В этой позе она оставалась долгий час, молча, без движения. И я не мог ни заговорить, ни пошевельнуться. Наконец куранты пробили два. Призрачная Монахиня поднялась и подошла ко мне. Ее ледяные пальцы сжали мою руку, бессильно лежавшую поверх одеяла, и, прижав холодные губы к моим, она повторила:

Затем она отпустила мою руку, медленным шагом вышла из комнаты, и дверь за ней затворилась. До этого мгновения мое тело словно помертвело. Бодрствовал лишь разум. Но теперь чары рассеялись. Кровь, застывшая в жилах, разом прихлынула к сердцу, я громко застонал и замертво упал на постель.

Соседняя комната отделялась от моей лишь тонкой перегородкой, ее занимали хозяин и хозяйка. Первого разбудил мой стон, и он тотчас поспешил ко мне. Хозяйка вскоре последовала за ним. С некоторым трудом они привели меня в чувство и поспешили послать за лекарем, который не замедлил явиться. Он объявил, что моя лихорадка очень усилилась и, если я буду пребывать в подобном возбуждении, он не ручается за мою жизнь. Он напоил меня микстурой, которая немного меня успокоила. Перед рассветом я погрузился в подобие дремоты, но ужасные сны помешали ей пойти мне на пользу.
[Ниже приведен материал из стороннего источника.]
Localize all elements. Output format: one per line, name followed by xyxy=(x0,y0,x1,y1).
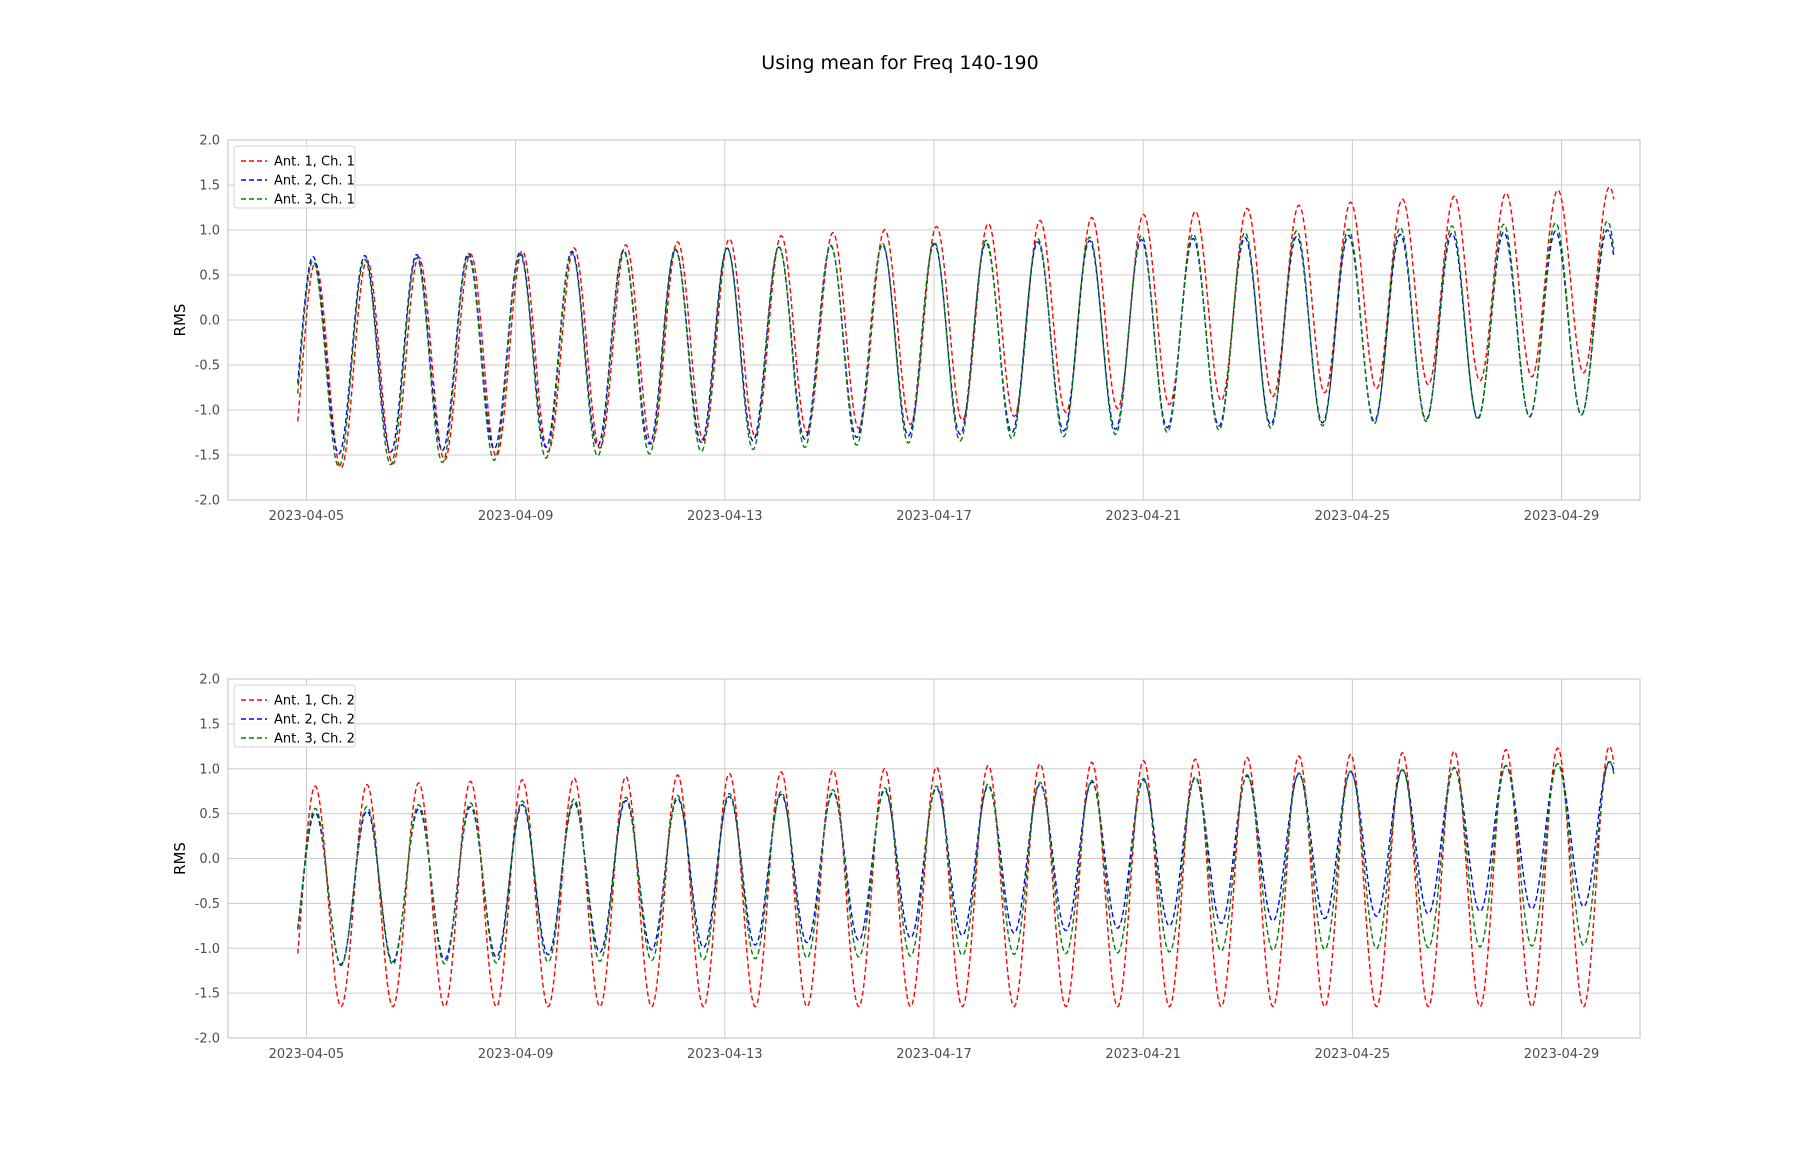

Видения Агнесы и Окровавленной Монахини попеременно представали передо мной, пугая меня и мучая. Я пробудился усталый и не освеженный сном. Лихорадка моя, казалось, усилилась, душевное волнение мешало срастаться моим костям, один обморок сменялся другим, и в течение дня лекарь остерегался оставлять меня более чем на два часа подряд.
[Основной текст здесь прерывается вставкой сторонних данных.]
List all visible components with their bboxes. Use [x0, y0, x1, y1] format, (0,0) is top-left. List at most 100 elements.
Необычайность случившегося вынуждала меня хранить молчание – вряд ли кто-нибудь отнесся бы к моим словам с доверием. Меня снедала тревога. Я не знал, что могла подумать Агнеса, не найдя меня на условленном месте, и опасался, как бы она не усомнилась в моей верности. Однако я полагался на ловкость Теодора и уповал, что мое письмо убедит баронессу в честности моих намерений. Эти соображения несколько умерили мои опасения за Агнесу, но впечатление, оставленное ночной посетительницей, усугублялось с каждой минутой. Приближалась ночь, и я все больше страшился ее наступления, хотя и тщился убедить себя, что призрак более не появится. Но, так или иначе, я пожелал, чтобы слуга остался у меня в комнате до утра.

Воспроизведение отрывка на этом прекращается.